Persabatan pertama saya terjalin ketika lulus SD dan hingga kini masih ‘on’ dan semakin matang dengan adanya ‘proyek aktualisasi obsesi’ yang kami kerjakan bersama dan menjadi wadah untuk tetap saling kontak. Di SMP, SMA dan seterusnya selalu ada teman-teman yang lekat di hati dan akhirnya menjadi sahabat hingga kini. Meskipun ada yang sempat terputus kontak hingga belasan tahun karena jarak dan tugas dalam keluarga, ternyata chemistry tidak hilang begitu saja. Ketika ada kesempatan saling kontak lagi, waktu dan jarak sudah tidak menjadi penghalang  (terima kasih untuk kemajuan teknologi) dan langsung kembali klik satu sama lain.  Hampir di setiap komunitas di mana saya terlibat, ada satu atau dua orang yang menjadi sahabat, lebih dari sekedar kenalan atau teman biasa. Persahabatan itu terus berkembang dan semakin matang seiring bertambahnya usia. Aset yang tidak ternilai dengan materi.

friends

Persahabatan diawali dari orang yang baru kita kenal dan berkembang dengan adanya interaksi antar individu. Hubungan interpersonal dalam konteks sosial dan budaya bervariasi dari keluarga, temannya teman, pernikahan, teman di tempat kerja, tetangga, teman dalam kelompok rohani, pekerja sosial dan lain sebagainya.  Hubungan antar individu bersifat dinamis, dapat berubah selama interaksi berlangsung dan memiliki awal, jangka hidup (lifespan) dan akhir.

Psikolog George Levinger, mengajukan teori yang cukup populer tentang hubungan interpersonal, menyebutkan  lima tahap dalam perkembangan suatu hubungan:

1.      Berkenalan

Perkenalan dengan orang baru dipengaruhi oleh kedekatan fisik, kesan pertama,  daya tarik dan faktor lainnya. Jika kedua individu merasa cocok, hubungan akan lanjut ke tahap berikutnya.

 2.      Membangun hubungan

Pada masa ini mulai ada rasa pecaya (trust) dan perhatian satu sama lain. Ada kebutuhan untuk mengenal lebih jauh dengan saling bertukar informasi tentang latar belakang, visi dan pola pikir.

3.      Kelanjutan hubungan

Tahap ini diikuti oleh adanya komitmen untuk mempertahankan hubungan agar bisa bertahan lama menjadi persahabatan, hubungan romantik atau pernikahan. Biasanya masa ini panjang dan relatif stabil. Yang paling penting dipupuk terus adalah rasa saling percaya satu sama lain.

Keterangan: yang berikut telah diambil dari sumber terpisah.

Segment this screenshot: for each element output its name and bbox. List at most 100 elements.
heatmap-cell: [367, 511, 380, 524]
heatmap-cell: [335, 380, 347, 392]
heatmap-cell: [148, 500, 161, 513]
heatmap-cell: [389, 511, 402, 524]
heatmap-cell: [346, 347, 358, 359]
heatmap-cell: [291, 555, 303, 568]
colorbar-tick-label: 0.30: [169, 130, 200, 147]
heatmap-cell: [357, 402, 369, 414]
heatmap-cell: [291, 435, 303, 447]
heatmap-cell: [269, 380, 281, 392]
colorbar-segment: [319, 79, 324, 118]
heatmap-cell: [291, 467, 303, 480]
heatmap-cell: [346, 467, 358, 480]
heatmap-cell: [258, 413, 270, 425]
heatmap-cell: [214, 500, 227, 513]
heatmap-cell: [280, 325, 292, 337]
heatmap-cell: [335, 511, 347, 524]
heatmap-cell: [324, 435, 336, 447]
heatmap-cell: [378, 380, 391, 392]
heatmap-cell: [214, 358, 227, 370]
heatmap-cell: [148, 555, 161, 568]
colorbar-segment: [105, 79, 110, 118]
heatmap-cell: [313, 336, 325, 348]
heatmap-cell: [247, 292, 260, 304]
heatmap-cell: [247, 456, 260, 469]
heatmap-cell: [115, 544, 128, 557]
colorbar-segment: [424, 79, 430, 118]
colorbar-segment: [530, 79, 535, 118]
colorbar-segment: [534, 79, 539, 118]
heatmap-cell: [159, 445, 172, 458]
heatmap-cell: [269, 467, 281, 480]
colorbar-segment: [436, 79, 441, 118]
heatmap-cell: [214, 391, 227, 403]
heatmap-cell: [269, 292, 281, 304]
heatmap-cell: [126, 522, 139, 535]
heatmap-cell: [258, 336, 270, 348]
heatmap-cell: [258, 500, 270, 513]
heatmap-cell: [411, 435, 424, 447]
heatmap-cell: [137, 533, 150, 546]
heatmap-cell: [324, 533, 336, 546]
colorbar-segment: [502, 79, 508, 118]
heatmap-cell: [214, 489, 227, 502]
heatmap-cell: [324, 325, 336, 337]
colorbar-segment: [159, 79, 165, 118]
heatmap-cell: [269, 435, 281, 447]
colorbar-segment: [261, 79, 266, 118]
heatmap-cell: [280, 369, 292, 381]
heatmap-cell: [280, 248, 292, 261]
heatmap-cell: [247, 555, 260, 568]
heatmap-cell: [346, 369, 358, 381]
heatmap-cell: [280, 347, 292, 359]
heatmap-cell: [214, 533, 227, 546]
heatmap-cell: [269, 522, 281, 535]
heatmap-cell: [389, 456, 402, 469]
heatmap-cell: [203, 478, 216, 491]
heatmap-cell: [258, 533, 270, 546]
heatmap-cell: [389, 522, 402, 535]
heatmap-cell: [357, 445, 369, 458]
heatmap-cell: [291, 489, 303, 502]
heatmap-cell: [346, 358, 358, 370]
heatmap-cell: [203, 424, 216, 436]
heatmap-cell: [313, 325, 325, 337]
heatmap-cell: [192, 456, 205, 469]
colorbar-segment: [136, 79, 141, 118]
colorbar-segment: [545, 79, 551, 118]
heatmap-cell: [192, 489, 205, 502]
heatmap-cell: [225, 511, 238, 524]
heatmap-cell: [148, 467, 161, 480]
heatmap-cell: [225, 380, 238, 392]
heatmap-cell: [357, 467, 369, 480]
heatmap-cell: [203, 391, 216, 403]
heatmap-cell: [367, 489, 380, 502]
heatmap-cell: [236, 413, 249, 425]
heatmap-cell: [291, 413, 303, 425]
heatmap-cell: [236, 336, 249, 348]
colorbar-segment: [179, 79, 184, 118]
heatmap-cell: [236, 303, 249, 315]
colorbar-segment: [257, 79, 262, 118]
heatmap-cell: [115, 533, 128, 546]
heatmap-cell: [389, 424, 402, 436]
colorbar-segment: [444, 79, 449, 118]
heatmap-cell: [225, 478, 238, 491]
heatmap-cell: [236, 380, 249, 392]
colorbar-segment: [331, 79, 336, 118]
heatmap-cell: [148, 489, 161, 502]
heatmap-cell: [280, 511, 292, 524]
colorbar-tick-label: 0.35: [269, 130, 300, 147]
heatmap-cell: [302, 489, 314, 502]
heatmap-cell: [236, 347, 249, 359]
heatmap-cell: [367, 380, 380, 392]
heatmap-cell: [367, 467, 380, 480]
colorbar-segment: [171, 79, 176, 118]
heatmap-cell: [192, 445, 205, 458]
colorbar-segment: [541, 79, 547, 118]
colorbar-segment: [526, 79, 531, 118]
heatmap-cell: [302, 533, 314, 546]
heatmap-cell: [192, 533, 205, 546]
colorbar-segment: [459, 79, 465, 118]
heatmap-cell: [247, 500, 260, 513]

4.      Keretakan hubungan

Tidak semua hubungan berlangsung mulus dan aman untuk diteruskan. Jika mulai timbul  rasa bosan,  tersinggung, ataupun ketidakpuasan, kedua individu cenderung untuk mengurangi intensitas komunikasi dan mengurangi kedekatan baik fisik ataupun psikis. Rasa percaya bisa saja hilang karena suatu masalah yang tidak dikomunikasikan secara terbuka sehingga timbul prasangka dan rasa curiga satu sama lain.

5.      Akhir hubungan

Tahap final ini menandakan berakhirnya hubungan, karena cekcok, kematian atau jarak /tempat keberadaan.

Persahabatan jangka panjang terjalin dari tahap 1 – 3 dan dipertahankan terus dengan intensitas komunikasi yang terjaga kualitasnya dan adanya keterbukaan antar individu. Jadi selama ada keterbukaan, masalah apapun ang timbul dapat dibicarakan bersama dengan hati dan kepala dingin untuk menghindari salah paham dan prasangka.

Intensitas komunikasi memberikan banyak masukan untuk kita dalam mengenal seseorang dan memampukan kita untuk mengantisipasi apa yang akan dilakukan orang tersebut jika ada suatu masalah. Tanpa diutarakan secara verbal dan langsung, kita dapat menebak makna yang tersirat dari sikap dan bahasa tubuhnya. Seperti kata seorang sahabat saya ketika melihat salah satu profile picture yang saya pajang di Blackberry:  “Aku bisa menangkap kesedihan dalam sorot matamu meskipun kamu tersenyum lebar di foto itu”. Setelah saya perhatikan dengan seksama, betul sekali. Pandangan mata itu kosong dan tidak ada binarnya meskipun senyum manis tersungging di bibir saya. Masa-masa itu memang kondisi saya sedang terpuruk dan ada saat dimana saya sempat menarik diri dari pergaulan.

Saya tidak akan pernah lupa siapa saja yang ada di sekeliling saya ketika berusaha untuk tegar dan kepala tetap tegak menghadapi konsekuensi dari suatu keputusan besar yang (terpaksa) harus saya ambil beberapa tahun yang lalu. Ada yang setiap hari dengan telaten menyapa  via bbm dan telepon di sela jadwal kerjanya yang sibuk, hanya untuk memastikan bahwa kondisi saya baik  dan tidak gamang. Sahabat yang lain berulang kali mengatakan: “Kapan saja kamu ingin curhat, butuh bantuan apapun, beritahu aku ya. Anytime.” Dan saya tahu itu bukan sekedar asbun (asal bunyi)  atau basa-basi karena mereka benar-benar stand by dan dengan sabar menemani saya.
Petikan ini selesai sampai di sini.